Publisher:Pasadena, CA: Jet Propulsion Laboratory, National Aeronautics and Space Administration, 2020
Citation:Robotics: Science and Systems (RSS) 2020, Corvallis, Oregon, July 12-16, 2020
Abstract:
In exploration-oriented robotic missions for disaster relief in unknown subterranean environments, it is of prime importance for a human supervisor to rapidly gain situational awareness of salient objects within the environment. In this paper we present an automated object detection pipeline that is adaptable to heterogeneous robots with arbitrary sensor configurations. It has been deployed in time-critical scenarios with multiple collaborative robots in a variety of demanding underground environments. For visually observable objects, detections are made in both the visible and thermal spectra using a state-of-the-art machine learning framework for object detection and classification.
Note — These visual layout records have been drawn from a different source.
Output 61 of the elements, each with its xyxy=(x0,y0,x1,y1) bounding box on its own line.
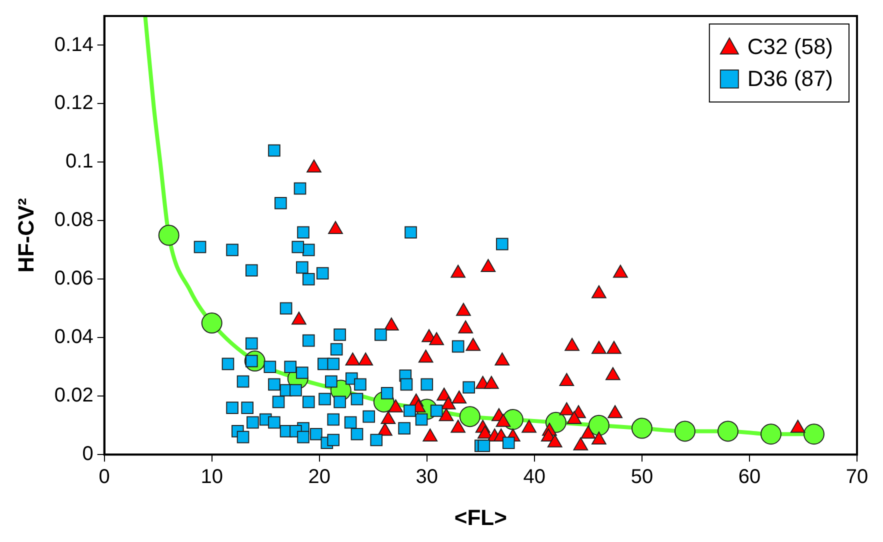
x-axis-title: <FL> xyxy=(454,504,507,530)
legend-label: C32 (58) xyxy=(747,34,833,60)
point xyxy=(564,338,580,351)
point xyxy=(429,332,444,346)
point xyxy=(358,352,374,366)
point xyxy=(494,352,510,366)
point xyxy=(450,420,466,433)
point xyxy=(418,350,434,363)
point xyxy=(605,367,620,380)
y-axis-title: HF-CV² xyxy=(13,198,38,273)
point xyxy=(328,220,343,234)
y-tick-label: 0.02 xyxy=(54,384,94,407)
point xyxy=(388,399,404,412)
x-tick-label: 70 xyxy=(846,466,868,488)
y-tick-label: 0.14 xyxy=(54,34,94,56)
y-tick-label: 0.06 xyxy=(54,268,94,290)
point xyxy=(484,376,499,389)
point xyxy=(522,420,536,433)
point xyxy=(450,264,466,278)
x-tick-label: 40 xyxy=(523,466,546,488)
y-tick-label: 0.04 xyxy=(54,326,94,348)
point xyxy=(292,312,306,325)
y-tick-label: 0.12 xyxy=(54,92,94,114)
point xyxy=(345,352,360,366)
point xyxy=(580,426,596,439)
point xyxy=(384,317,399,330)
point xyxy=(496,414,511,427)
point xyxy=(438,408,454,422)
y-tick-label: 0.1 xyxy=(66,150,94,173)
point xyxy=(592,340,606,354)
point xyxy=(380,411,396,424)
point xyxy=(608,405,622,418)
x-tick-label: 20 xyxy=(308,466,330,488)
x-tick-label: 10 xyxy=(200,466,223,488)
point xyxy=(573,437,588,450)
point xyxy=(480,258,496,272)
x-tick-label: 0 xyxy=(98,466,110,488)
legend-label: D36 (87) xyxy=(747,66,833,92)
point xyxy=(566,411,582,424)
y-tick-label: 0 xyxy=(82,443,94,466)
point xyxy=(559,402,574,416)
point xyxy=(440,396,456,410)
point xyxy=(458,320,474,334)
point xyxy=(606,340,622,354)
point xyxy=(547,434,562,448)
point xyxy=(613,264,628,278)
y-tick-label: 0.08 xyxy=(54,209,94,232)
point xyxy=(378,422,392,436)
x-tick-label: 50 xyxy=(630,466,654,488)
point xyxy=(592,431,606,444)
point xyxy=(790,420,806,433)
x-tick-label: 60 xyxy=(738,466,761,488)
point xyxy=(456,302,471,316)
point xyxy=(559,373,574,386)
point xyxy=(422,428,438,442)
point xyxy=(306,160,322,173)
point xyxy=(592,285,606,298)
x-tick-label: 30 xyxy=(416,466,438,488)
point xyxy=(466,338,481,351)
point xyxy=(452,390,467,404)
point xyxy=(478,426,492,439)
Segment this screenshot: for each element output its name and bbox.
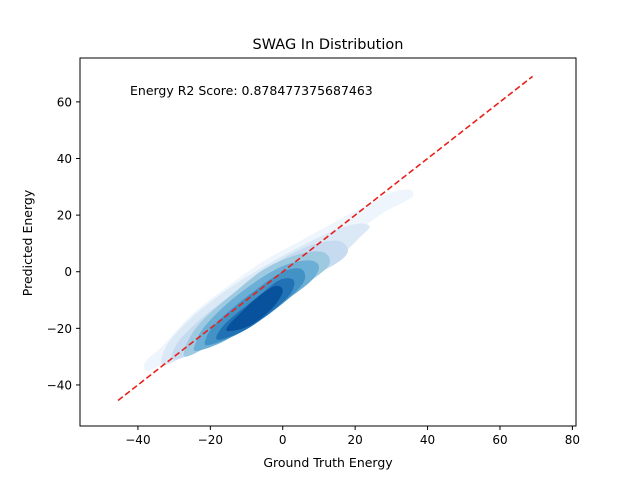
y-axis-label: Predicted Energy: [20, 189, 35, 296]
x-tick-label: 40: [420, 433, 435, 447]
x-tick-label: 20: [348, 433, 363, 447]
density-contour-level-8: [226, 285, 283, 332]
y-tick-label: 60: [57, 95, 72, 109]
plot-frame: [79, 57, 577, 427]
y-tick-label: −20: [47, 322, 72, 336]
x-tick-label: −20: [198, 433, 223, 447]
y-tick-label: 40: [57, 152, 72, 166]
x-tick-label: 60: [492, 433, 507, 447]
y-tick-label: −40: [47, 378, 72, 392]
y-tick-label: 20: [57, 209, 72, 223]
chart-title: SWAG In Distribution: [253, 37, 404, 53]
x-tick-label: 80: [565, 433, 580, 447]
y-tick-label: 0: [64, 265, 72, 279]
x-tick-label: 0: [279, 433, 287, 447]
reference-line-group: [117, 75, 534, 402]
axes-group: −40 −20 0 20 40 60 80 −40 −20 0 20 40 60: [47, 57, 580, 447]
x-tick-label: −40: [125, 433, 150, 447]
r2-annotation: Energy R2 Score: 0.878477375687463: [130, 83, 373, 98]
density-contours: [144, 189, 414, 371]
reference-line: [117, 75, 534, 402]
x-axis-label: Ground Truth Energy: [263, 455, 393, 470]
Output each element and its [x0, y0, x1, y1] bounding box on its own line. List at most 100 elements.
Our pipeline can be rapidly adapted to a specific task by using a small, structured dataset to fine-tune a pre-trained convolutional neural network (CNN). Relative localization is separated from the CNN for speed of operation. A robust architecture for localization is used with outlier rejection and a hierarchy of fall-back distance measurement methods. Point-source objects such as gas and WiFi hotspots can also be detected, by tracking signal strength over time and presenting an intuitive visualization on a map. Observations of each object types are presented to the operator in ranked confidence order for final evaluation.